McDonald's History #1: Big 'M' LbNA # 57911
|Placed Date||May 23 2011|
|Location||1398 N E St, San Bernardino, CA|
|Last Update||Mar 18 2015|
See also: Speedee and Golden Arches
Alive and well as of 3/18/15
Brothers Richard and Maurice McDonald operated a restaurant that was a favorite teen hang-out in post-WWII San Bernardino. When they realized that 80% of sales were burgers and fries, they took a gamble and closed down the restaurant, reopening months later on December 12th, 1948 as the very first "McDonald's Hamburgers" with 15 cent hamburgers and 10 cent fries.
They slowly expanded to seven more stores (box #2 in this series is at the fourth store) before entrepreneur Ray Kroc asked for the rights to a franchise in Des Plaines, Illinois. It opened on April 15th, 1955 and although the ninth McDonald's, Ray dubbed it McDonald's #1.

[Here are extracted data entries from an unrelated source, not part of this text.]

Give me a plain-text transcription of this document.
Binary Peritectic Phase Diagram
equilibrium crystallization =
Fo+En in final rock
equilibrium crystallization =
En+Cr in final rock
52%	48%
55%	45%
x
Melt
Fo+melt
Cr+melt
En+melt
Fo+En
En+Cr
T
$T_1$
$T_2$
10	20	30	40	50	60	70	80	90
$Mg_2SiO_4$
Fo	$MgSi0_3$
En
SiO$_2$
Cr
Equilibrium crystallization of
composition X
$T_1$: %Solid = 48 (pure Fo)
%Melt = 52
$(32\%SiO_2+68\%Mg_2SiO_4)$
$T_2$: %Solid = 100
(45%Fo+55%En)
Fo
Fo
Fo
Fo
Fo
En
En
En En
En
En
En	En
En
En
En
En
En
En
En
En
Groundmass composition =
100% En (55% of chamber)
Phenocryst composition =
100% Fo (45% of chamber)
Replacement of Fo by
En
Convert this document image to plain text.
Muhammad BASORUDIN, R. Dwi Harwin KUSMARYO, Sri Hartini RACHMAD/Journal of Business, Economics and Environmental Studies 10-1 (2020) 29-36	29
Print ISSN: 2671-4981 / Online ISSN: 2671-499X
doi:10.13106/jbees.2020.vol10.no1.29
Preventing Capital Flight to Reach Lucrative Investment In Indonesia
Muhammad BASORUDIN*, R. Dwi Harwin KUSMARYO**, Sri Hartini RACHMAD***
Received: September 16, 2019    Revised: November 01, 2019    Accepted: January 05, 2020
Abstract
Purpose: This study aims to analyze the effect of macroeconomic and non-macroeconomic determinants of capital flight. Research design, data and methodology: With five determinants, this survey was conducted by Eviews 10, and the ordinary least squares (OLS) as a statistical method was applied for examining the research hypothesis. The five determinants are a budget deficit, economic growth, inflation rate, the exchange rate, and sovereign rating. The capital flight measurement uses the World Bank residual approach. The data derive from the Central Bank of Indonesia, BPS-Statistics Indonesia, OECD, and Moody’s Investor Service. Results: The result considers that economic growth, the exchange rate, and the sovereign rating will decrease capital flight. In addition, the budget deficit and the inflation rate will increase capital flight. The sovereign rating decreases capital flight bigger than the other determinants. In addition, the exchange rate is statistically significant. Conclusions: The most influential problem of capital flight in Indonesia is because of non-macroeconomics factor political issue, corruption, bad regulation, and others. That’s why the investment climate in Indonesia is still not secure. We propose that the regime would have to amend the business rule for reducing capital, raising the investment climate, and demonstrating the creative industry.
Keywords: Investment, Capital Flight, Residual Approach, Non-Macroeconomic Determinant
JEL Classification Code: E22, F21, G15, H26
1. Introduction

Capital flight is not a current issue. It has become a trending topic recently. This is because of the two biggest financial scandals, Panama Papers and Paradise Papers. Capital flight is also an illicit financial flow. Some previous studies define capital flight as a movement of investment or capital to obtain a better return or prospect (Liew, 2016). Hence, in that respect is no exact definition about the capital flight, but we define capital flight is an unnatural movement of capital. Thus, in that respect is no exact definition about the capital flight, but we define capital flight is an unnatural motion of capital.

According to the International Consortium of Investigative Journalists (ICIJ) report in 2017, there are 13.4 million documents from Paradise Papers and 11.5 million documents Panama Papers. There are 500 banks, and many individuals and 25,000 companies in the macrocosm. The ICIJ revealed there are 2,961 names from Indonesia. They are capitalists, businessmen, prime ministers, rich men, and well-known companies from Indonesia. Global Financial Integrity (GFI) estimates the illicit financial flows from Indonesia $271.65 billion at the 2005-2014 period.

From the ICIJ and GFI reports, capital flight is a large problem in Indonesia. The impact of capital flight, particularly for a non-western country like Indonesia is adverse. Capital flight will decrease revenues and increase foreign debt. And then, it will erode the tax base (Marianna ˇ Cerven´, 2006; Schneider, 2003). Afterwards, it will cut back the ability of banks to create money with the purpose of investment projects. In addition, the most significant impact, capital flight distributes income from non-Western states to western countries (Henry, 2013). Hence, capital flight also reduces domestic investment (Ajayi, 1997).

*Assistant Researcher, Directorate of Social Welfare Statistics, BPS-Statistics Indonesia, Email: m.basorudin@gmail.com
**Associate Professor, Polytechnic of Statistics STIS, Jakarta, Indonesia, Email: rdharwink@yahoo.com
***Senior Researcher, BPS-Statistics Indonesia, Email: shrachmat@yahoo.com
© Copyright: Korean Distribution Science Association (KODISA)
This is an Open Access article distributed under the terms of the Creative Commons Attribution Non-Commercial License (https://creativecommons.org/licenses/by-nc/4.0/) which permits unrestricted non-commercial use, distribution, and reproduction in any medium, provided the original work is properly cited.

He eventually convinced the brothers to sell him all the rights to the company for a whopping sum of 2.7 million dollars. But when he learned that the deal didn't include the original store in San Bernardino, he was furious. He forced them to change the name to "Big M Hamburgers" and opened up a McDonald's a block away, driving them out of business. He vowed to never publicly speak of the brothers again for the rest of his life.
A museum now operates on the site of the original store at the corner of E St and 14th St. It is open Mon - Fri, 8am - 5pm, Sat - Sun, 10am - 5pm. Just walk in the door and politely ask an employee for the letterbox. It's a brown pill bottle sitting on the first desk, through the door to the right.
The San Bernardino Historical Society Museum is also here, and next door is the Inland Empire Military Museum. They are all owned by Albert Okura, founder of the Juan Pollo chicken restaurants, and he personally gave me permission to leave the letterbox here. Incidentally, he also owns Roy's in Amboy.